The EUR/USD pair advanced slightly on Monday but remained trading within a narrow range as investors take the backseat ahead of a quiet week. With the most relevant data already behind, the U.S. bond yields and risk sentiment will dictate the pace of the markets in the following sessions.
At the time of writing, the EUR/USD pair is trading at daily highs at the 0.9770 zone, 0.55% above its opening price.
Markets’ focus now shifts to the ECB’s and Fed’s meeting after September’s inflation readings of both economic blocks. In the eurozone, CPI inflation rose to double digits, hitting 10% while in the U.S. inflation eased slightly to 8.2%, but the core reading jumped to a new 40-year high of 6.6%. In addition, last Friday, the 5-year Consumer Inflation Expectation from the University of Michigan survey jumped to 2.9% from 2.7%.

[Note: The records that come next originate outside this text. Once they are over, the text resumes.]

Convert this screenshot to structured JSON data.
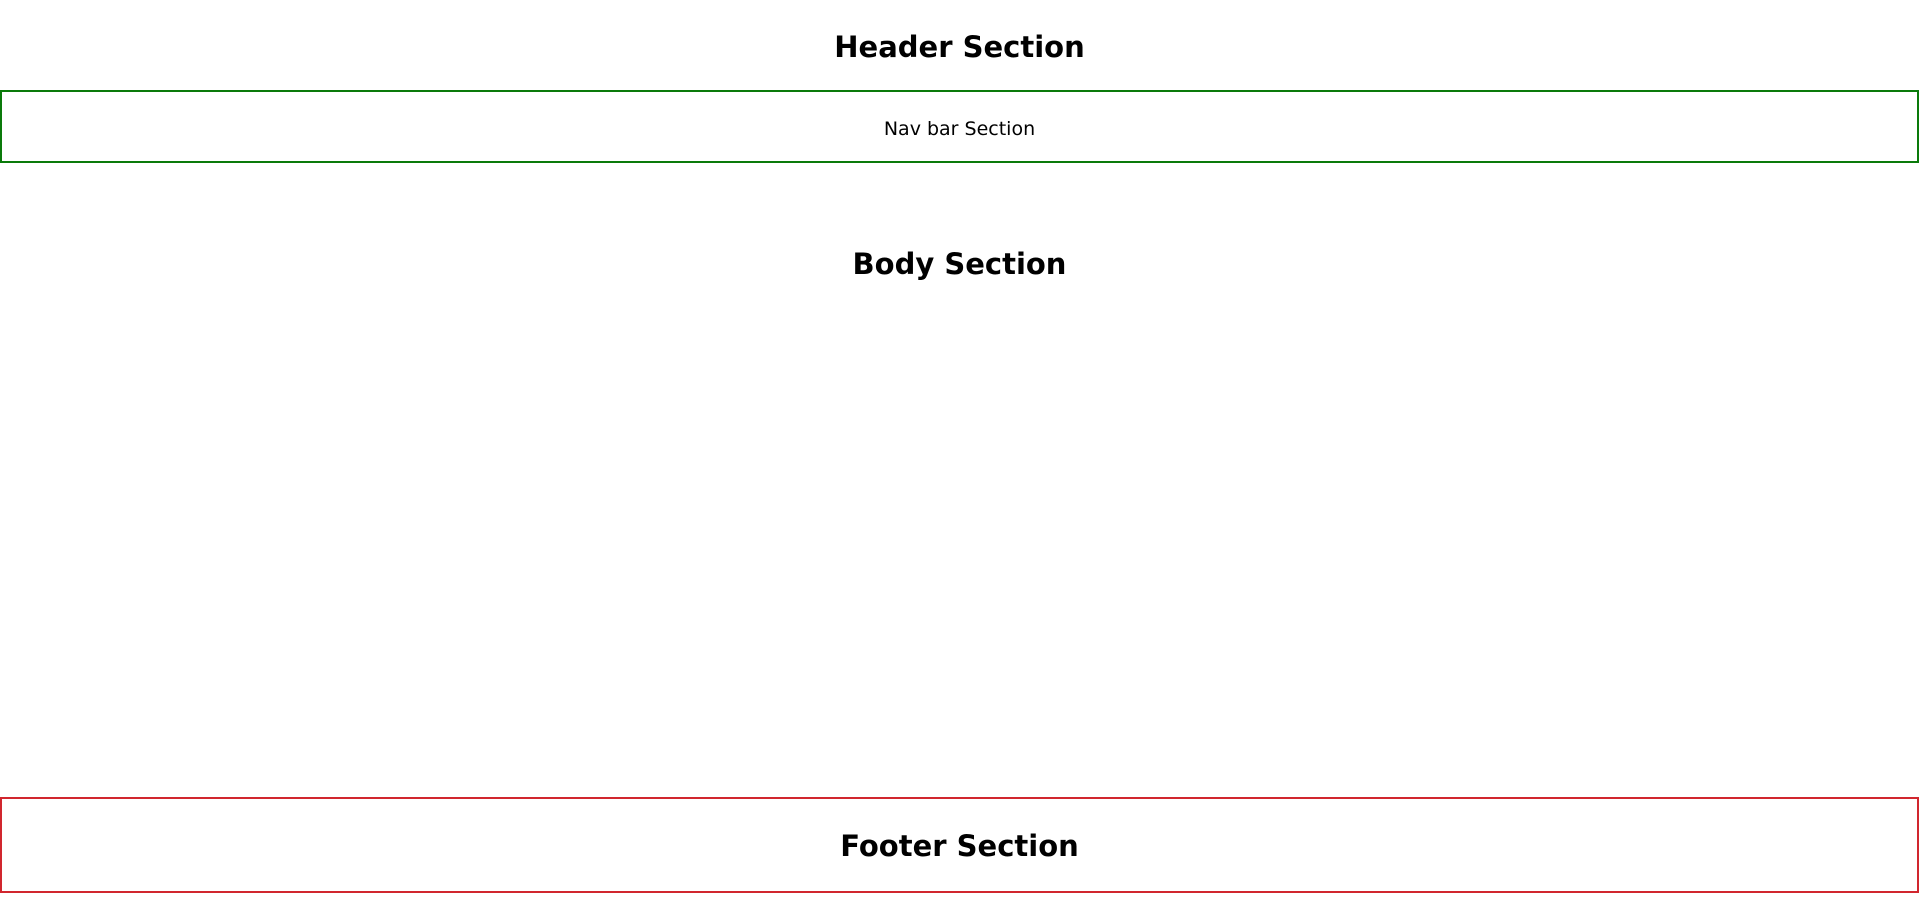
{
  "header": {
    "title": "Header Section"
  },
  "navbar": {
    "label": "Nav bar Section",
    "border_color": "#0a7a0a"
  },
  "body": {
    "title": "Body Section"
  },
  "footer": {
    "title": "Footer Section",
    "border_color": "#d1262e"
  }
}
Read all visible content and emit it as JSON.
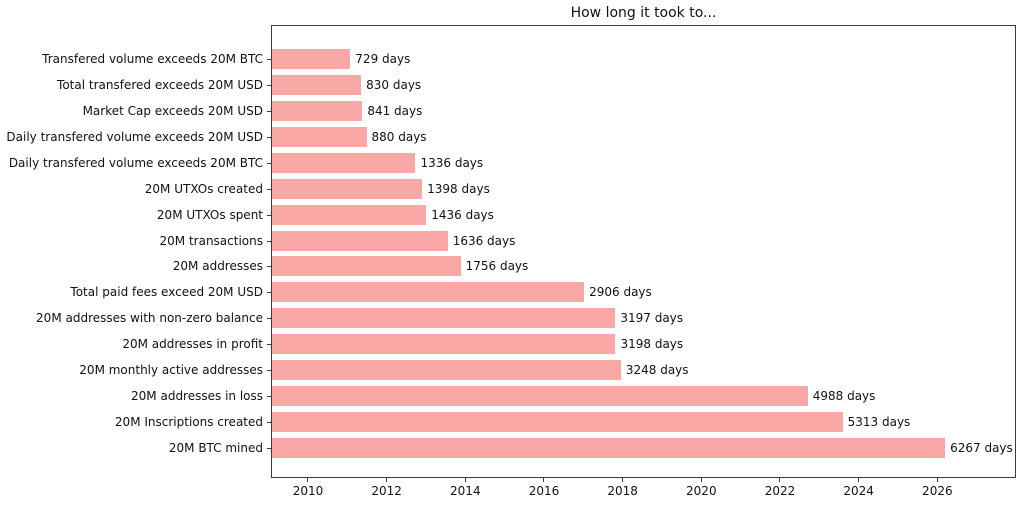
{
  "chart_data": {
    "type": "bar",
    "orientation": "horizontal",
    "title": "How long it took to...",
    "categories": [
      "Transfered volume exceeds 20M BTC",
      "Total transfered exceeds 20M USD",
      "Market Cap exceeds 20M USD",
      "Daily transfered volume exceeds 20M USD",
      "Daily transfered volume exceeds 20M BTC",
      "20M UTXOs created",
      "20M UTXOs spent",
      "20M transactions",
      "20M addresses",
      "Total paid fees exceed 20M USD",
      "20M addresses with non-zero balance",
      "20M addresses in profit",
      "20M monthly active addresses",
      "20M addresses in loss",
      "20M Inscriptions created",
      "20M BTC mined"
    ],
    "values": [
      729,
      830,
      841,
      880,
      1336,
      1398,
      1436,
      1636,
      1756,
      2906,
      3197,
      3198,
      3248,
      4988,
      5313,
      6267
    ],
    "value_unit": "days",
    "x_ticks": [
      2010,
      2012,
      2014,
      2016,
      2018,
      2020,
      2022,
      2024,
      2026
    ],
    "xlim_years": [
      2009.06,
      2028.0
    ],
    "days_per_year": 365.25,
    "xlabel": "",
    "ylabel": "",
    "grid": false,
    "legend": false,
    "bar_color": "#faa8a5",
    "axis_color": "#3c3c3c",
    "text_color": "#111111",
    "background_color": "#ffffff"
  }
}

Ahead of the central banks’ meetings, the WIRP tool shows that a 75 bps hike is practically fully priced in, but investors refrain from pricing a higher increase of 100 bps for the FOMC meeting on November 2. On the other hand, a 75 bp hike by the ECB on October 27 is nearly priced in, while the swaps market is pricing in 225-250 bps of tightening over the next 12 months, which would see the terminal rate peak between 3.0-3.25%.
From a technical standpoint and according to the daily chart, the EUR/USD pair holds a short-term bearish perspective despite the fact the indicators are gaining some ground. The RSI trades with a positive slope below its midline, while the MACD printed a higher green bar, signaling bulls are gaining momentum.
On the upside, the immediate resistance level is given by the 20-day SMA at 0.9775. A break above this latter could improve the short-term perspective for the euro and support the advance to the 0.9800 zone and then to the 0.9900 area. On the other hand, the next support levels are seen at the 0.9635 area, followed by 0.9600 and the cycle low of 0.9535.